İlk senemde çok zorlandım. Çünkü firmamızda hiç kadın çalışan yoktu ve çalışanların hepsi yaşça benden çok büyüktü. Bu yüzden fikirlerimin önemsenmesi için kendimi ispat etmem gerekiyordu. Şirketin her departmanında bulunup iş süreçlerine dahil oldum. Sonrasında kendimi en mutlu hissettiğim ve “Bu alanda, ben bu firmaya daha fazla faydalı olurum.” dediğim kalite, AR-GE, üretim planlama süreçlerinin hepsinin bağlı olduğu teknik kısımdan ilerledim. İşe dahil olduğum yıldan bu yana ürün gamımızı PVC yalıtkanlı alçak gerilim kablolarının yanı sıra, alev ilerletmeyen halojen-free kablolar, güneş enerjisi solar kablolar, elektrikli araç AC şarj kabloları, kontrol kabloları olarak çeşitlendirdik. Müşteri portföyümüzü hem ülke hem de müşteri olarak sayıca artırarak mevcut riski minimize ettik. Yüksek OEE değerleriyle çalışmak için MES sistemini üretim platformumuza entegre bir hale getirdik. Sürdürülebilirlik çalışmaları yürüterek hem çevreye hem de firmamıza enerji verimliliği sağlayan birçok projemiz mevcut. Yeni fabrikamız 2024 senesinde yine kablo sektöründe faaliyete geçmek için hazırlanıyor. Şu an babam, iki kardeşim ve ben, hep beraber yönetim süreçlerini üstlenerek mevcutta yedisi kadın toplam 126 çalışanımızla faaliyet göstermeye devam ediyoruz.

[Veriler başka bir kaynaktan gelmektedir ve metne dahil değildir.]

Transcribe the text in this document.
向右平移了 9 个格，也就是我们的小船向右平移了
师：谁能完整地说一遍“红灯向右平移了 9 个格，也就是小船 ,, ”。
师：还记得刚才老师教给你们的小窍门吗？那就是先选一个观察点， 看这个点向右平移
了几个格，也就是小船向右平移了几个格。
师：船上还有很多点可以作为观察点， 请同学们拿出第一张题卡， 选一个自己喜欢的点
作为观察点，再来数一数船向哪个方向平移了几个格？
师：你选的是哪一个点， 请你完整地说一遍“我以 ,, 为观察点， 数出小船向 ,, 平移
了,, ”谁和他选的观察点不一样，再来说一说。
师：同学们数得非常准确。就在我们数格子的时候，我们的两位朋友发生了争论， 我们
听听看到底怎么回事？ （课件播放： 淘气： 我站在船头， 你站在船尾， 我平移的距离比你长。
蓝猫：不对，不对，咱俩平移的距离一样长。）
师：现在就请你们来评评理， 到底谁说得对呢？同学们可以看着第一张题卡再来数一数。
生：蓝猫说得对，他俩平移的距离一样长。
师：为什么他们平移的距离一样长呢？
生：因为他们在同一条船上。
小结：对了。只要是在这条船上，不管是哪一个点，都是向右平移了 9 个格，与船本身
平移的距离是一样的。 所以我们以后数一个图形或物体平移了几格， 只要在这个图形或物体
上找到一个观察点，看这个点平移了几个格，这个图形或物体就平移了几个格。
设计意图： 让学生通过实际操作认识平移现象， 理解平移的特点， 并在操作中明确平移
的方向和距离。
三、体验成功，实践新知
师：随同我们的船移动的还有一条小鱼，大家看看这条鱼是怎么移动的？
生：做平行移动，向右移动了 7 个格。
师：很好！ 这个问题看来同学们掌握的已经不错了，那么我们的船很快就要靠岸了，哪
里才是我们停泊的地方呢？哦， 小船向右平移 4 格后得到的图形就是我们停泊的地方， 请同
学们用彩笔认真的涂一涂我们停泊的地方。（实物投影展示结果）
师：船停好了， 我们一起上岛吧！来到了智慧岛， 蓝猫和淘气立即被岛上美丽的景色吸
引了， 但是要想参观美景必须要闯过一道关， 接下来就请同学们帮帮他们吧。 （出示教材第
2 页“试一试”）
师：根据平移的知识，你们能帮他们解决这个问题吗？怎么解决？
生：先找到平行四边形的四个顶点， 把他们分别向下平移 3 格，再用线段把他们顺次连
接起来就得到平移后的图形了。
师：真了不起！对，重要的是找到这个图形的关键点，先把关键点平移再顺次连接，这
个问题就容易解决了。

Koç Üniversitesi deyince neler hissediyorsunuz? Koç Üniversitesi ile ilk tanıştığımda lise dönemindeydim. Denizli Anadolu Lisesi olarak İstanbul’daki en iyi üniversiteleri ziyaret ettik. Koç Üniversitesi’ni gördükten sonra burada öğrenci olmak en büyük hayallerimden biri oldu. Koç mezunu olmamın, şu anki iş ve sosyal hayatımda bana sayısız katkısı oldu. Bambaşka ülkelerde bambaşka iş kollarında başarılı olan Koç Üniversitesi mezunlarını gördükçe onlarla gurur duyuyorum.
Eğitimde fırsat eşitliği yaratmak amacıyla hayata geçirilen Anadolu Bursiyerleri Programı’na destek olmak size ne hissettiriyor?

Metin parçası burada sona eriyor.